SOURCES: Michael Kofler, Ph.D., licensed clinical psychologist and assistant professor, psychology, Florida State University, Tallahassee; Trevor Resnick, M.D., pediatric neurologist, Nicklaus Children's Hospital, Miami; Feb. 22, 2016, Journal of Attention Disorders
MONDAY, Feb. 29, 2016 (HealthDay News) -- Students who have attention deficit hyperactivity disorder (ADHD) often get into trouble for fidgeting in the classroom, but that fidgeting may help them learn, new research suggests.
"The prevailing view has been and continues to be that hyperactivity is a core deficit in ADHD," said study author Michael Kofler, an assistant professor of psychology at Florida State University in Tallahassee. "When we think of it as a deficit, we are saying it's a bad thing and it's interfering [with schoolwork]. Our work has been challenging that thought."
Kofler's team gave 25 boys and girls with ADHD, aged 8 to 12, a series of working memory tasks, observing the amount of fidgeting as the children did them. In one set, the students had to remember where a series of dots appeared on a screen and then reorder them mentally, based on color. They had to then remember a series of numbers and letters, mentally reordering them, numbers first from smallest to biggest, then the letters.
In the easier test of dots on a screen, the children knew in advance how many items they would have to remember. In the more difficult test, the amount of items they would have to remember was random so they didn't know in advance how many items they would have to remember.
The children fidgeted during all the tests, but fidgeted about 25 percent more when they couldn't predict how many items they would have to remember. The tests were alike in every other way, so Kofler said this shows that demands on working memory affect the level of hyperactivity in ADHD students.
The fidgeting may increase "physiological arousal," Kofler speculated, similar to what stimulant medication does for a child with the disorder. But the study didn't prove that point, he said, and the researchers don't know if the kids were fidgeting on purpose.
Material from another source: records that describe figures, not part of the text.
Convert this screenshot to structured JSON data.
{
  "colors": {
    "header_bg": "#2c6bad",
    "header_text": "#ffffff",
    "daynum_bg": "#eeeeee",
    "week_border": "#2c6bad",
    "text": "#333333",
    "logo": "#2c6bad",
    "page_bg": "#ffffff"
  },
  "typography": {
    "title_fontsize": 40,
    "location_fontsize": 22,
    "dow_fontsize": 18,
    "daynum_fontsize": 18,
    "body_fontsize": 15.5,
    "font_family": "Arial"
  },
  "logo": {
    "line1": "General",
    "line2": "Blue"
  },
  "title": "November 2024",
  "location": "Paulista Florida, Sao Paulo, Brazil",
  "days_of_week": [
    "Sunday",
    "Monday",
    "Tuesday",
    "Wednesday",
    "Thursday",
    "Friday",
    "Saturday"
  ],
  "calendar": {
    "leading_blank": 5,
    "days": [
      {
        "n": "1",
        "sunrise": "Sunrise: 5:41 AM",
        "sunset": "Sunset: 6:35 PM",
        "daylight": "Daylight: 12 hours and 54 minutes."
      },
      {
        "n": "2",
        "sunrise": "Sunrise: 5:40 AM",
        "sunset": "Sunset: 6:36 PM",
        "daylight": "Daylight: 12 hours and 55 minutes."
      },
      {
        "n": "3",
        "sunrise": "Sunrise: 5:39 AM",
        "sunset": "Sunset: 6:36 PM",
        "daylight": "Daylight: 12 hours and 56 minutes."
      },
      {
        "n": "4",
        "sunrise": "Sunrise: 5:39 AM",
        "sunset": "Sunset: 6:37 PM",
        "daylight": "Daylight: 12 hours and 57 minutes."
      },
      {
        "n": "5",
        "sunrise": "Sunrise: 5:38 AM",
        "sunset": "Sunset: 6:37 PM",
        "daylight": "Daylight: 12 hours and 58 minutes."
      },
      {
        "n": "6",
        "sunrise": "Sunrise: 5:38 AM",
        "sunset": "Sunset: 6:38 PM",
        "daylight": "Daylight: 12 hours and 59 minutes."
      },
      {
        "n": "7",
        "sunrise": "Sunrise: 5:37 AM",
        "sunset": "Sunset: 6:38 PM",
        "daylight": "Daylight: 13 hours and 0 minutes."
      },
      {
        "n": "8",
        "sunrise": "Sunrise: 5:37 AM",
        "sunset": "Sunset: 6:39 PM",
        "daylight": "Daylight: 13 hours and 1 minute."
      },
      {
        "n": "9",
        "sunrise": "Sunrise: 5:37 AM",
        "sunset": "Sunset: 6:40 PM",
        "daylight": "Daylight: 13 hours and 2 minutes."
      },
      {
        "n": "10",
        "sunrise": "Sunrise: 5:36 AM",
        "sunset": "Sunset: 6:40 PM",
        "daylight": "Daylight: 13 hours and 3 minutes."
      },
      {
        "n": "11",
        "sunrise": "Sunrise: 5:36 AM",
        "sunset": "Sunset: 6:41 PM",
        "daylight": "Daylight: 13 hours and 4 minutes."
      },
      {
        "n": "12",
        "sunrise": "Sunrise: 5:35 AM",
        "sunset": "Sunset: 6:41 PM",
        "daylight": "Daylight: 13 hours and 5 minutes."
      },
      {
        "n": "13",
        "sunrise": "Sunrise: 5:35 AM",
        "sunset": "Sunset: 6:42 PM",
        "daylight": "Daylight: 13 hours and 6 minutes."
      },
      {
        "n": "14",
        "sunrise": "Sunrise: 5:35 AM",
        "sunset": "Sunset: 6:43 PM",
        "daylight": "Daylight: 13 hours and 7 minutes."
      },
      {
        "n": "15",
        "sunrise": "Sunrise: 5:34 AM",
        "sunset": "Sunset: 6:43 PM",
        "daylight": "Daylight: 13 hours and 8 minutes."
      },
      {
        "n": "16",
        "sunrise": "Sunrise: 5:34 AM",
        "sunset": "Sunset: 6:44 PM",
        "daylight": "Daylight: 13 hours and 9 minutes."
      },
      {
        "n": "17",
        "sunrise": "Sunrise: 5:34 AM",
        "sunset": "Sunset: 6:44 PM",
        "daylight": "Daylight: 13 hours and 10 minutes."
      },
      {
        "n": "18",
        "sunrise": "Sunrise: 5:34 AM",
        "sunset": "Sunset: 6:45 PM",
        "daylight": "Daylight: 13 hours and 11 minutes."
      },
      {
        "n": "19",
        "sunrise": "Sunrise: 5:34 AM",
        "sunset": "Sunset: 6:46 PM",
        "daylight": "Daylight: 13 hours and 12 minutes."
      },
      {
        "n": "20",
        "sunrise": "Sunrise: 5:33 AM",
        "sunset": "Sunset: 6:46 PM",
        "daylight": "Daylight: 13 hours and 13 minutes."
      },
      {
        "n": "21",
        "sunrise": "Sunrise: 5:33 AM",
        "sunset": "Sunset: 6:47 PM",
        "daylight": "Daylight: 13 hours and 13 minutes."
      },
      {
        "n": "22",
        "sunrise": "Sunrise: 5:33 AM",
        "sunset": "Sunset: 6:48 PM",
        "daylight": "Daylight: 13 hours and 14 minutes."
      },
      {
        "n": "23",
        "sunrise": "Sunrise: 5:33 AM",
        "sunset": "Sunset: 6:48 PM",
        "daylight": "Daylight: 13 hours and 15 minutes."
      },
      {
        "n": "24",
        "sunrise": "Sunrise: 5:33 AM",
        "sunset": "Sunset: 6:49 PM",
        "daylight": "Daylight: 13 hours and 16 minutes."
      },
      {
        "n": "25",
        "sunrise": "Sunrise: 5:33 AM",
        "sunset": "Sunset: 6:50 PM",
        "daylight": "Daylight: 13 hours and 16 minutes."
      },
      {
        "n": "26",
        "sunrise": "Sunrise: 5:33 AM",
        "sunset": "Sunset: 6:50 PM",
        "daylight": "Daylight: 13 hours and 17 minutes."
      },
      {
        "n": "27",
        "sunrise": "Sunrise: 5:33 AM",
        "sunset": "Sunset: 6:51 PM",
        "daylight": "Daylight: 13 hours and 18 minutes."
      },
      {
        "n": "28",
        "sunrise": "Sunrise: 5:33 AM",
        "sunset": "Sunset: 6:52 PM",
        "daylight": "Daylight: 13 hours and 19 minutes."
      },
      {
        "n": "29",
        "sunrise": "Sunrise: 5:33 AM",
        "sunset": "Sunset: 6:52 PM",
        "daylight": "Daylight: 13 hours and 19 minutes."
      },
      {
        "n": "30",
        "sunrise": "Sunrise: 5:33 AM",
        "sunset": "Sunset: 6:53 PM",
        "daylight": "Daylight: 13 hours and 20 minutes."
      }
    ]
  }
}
The study was published online this month in the Journal of Attention Disorders.
The findings echo some from a study published last year from the University of California, Davis. Researchers there looked at 26 children with ADHD and 18 without. They found that when the children with ADHD fidgeted more, they did better on a test. Fidgeting among kids without ADHD had no effect on test performance.
Dr. Trevor Resnick, a pediatric neurologist at Nicklaus Children's Hospital in Miami, said, "We've known [intuitively] for many years that kids with ADHD often do better when they are fidgeting."
However, Resnick said, the interpretation of why they fidgeted more has not been proven. "We don't know whether they do it to help or because they are anxious, or whether it is helping," he said.
Kofler agreed, saying his team next plans research "to link the movement with the arousal and the performance, to see if we are right about that is why the movement is helpful."
Meanwhile, until more is known, students with ADHD should not have free rein to do what they want in the classroom, Kofler said.
But the new study does suggest that teachers and parents should focus less on whether a child is sitting still and more on whether the work is getting done, regardless of the movement level, he said.